The judge’s optimism proved sadly misplaced.
In 2017, with just one day remaining on his parole, Woodcock was arrested in Kingston and charged with drug offences. In 2018, he was convicted of having illegal possession of 30 grams of marijuana and sentenced to time served. Last year, it was Toronto Police who arrested the 36-year-old, this time on numerous firearm and drug-related charges which are still pending.
Barnett fared no better.
In 2020, he was swept up in a Toronto Police gang investigation of the Eglinton West Crips and charged with drug offences. In July 2022, he pleaded guilty to three drug-related charges and was sentenced to three years.
Last year, despite his lifetime weapons ban, Barnett, 37, was sentenced to another 11 years in prison for firing four shots into a man’s legs in Ottawa in what the Crown described as a “revenge” shooting in April 2022.
Only Jorrell Simpson-Rowe is still safely behind bars — despite his many attempts at parole.
Simpson-Rowe was six weeks shy of his 18th birthday when he fired a 9-mm handgun several times during the shootout and wounded three people. Convicted of second-degree murder, he was sentenced as an adult to life in prison with no chance of parole for seven years.
There was no sign of any remorse.

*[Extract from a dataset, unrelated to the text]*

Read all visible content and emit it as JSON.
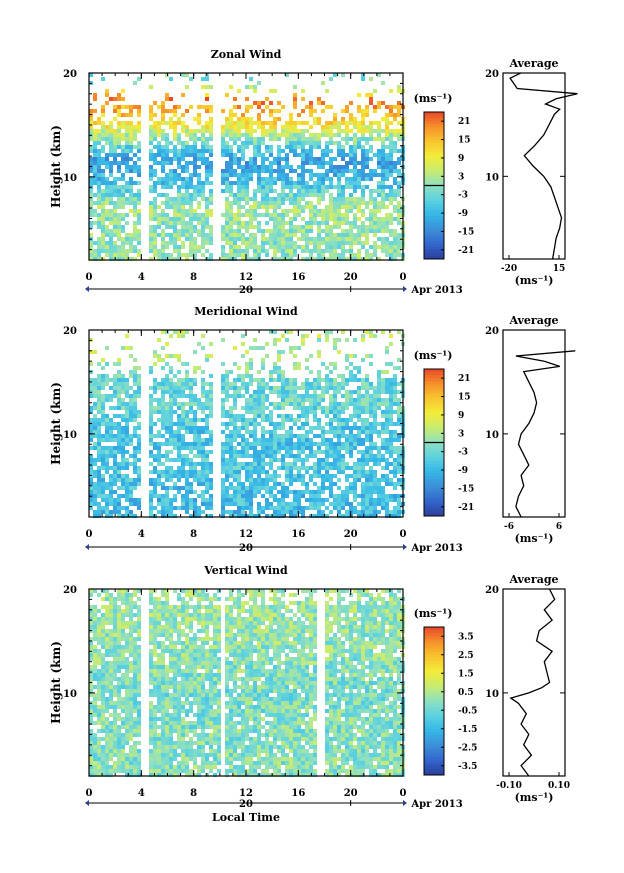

When told the shootout caused Creba’s death, he responded, “How do they know she wouldn’t have been hit by a car or something?“
In 2015, the Parole Board denied his attempt at day parole and/or full parole, finding he resorted to using violence to get what he wants.
In 2020 and again last year, they turned him down, saying he continues to be at a high risk of violent recidivism.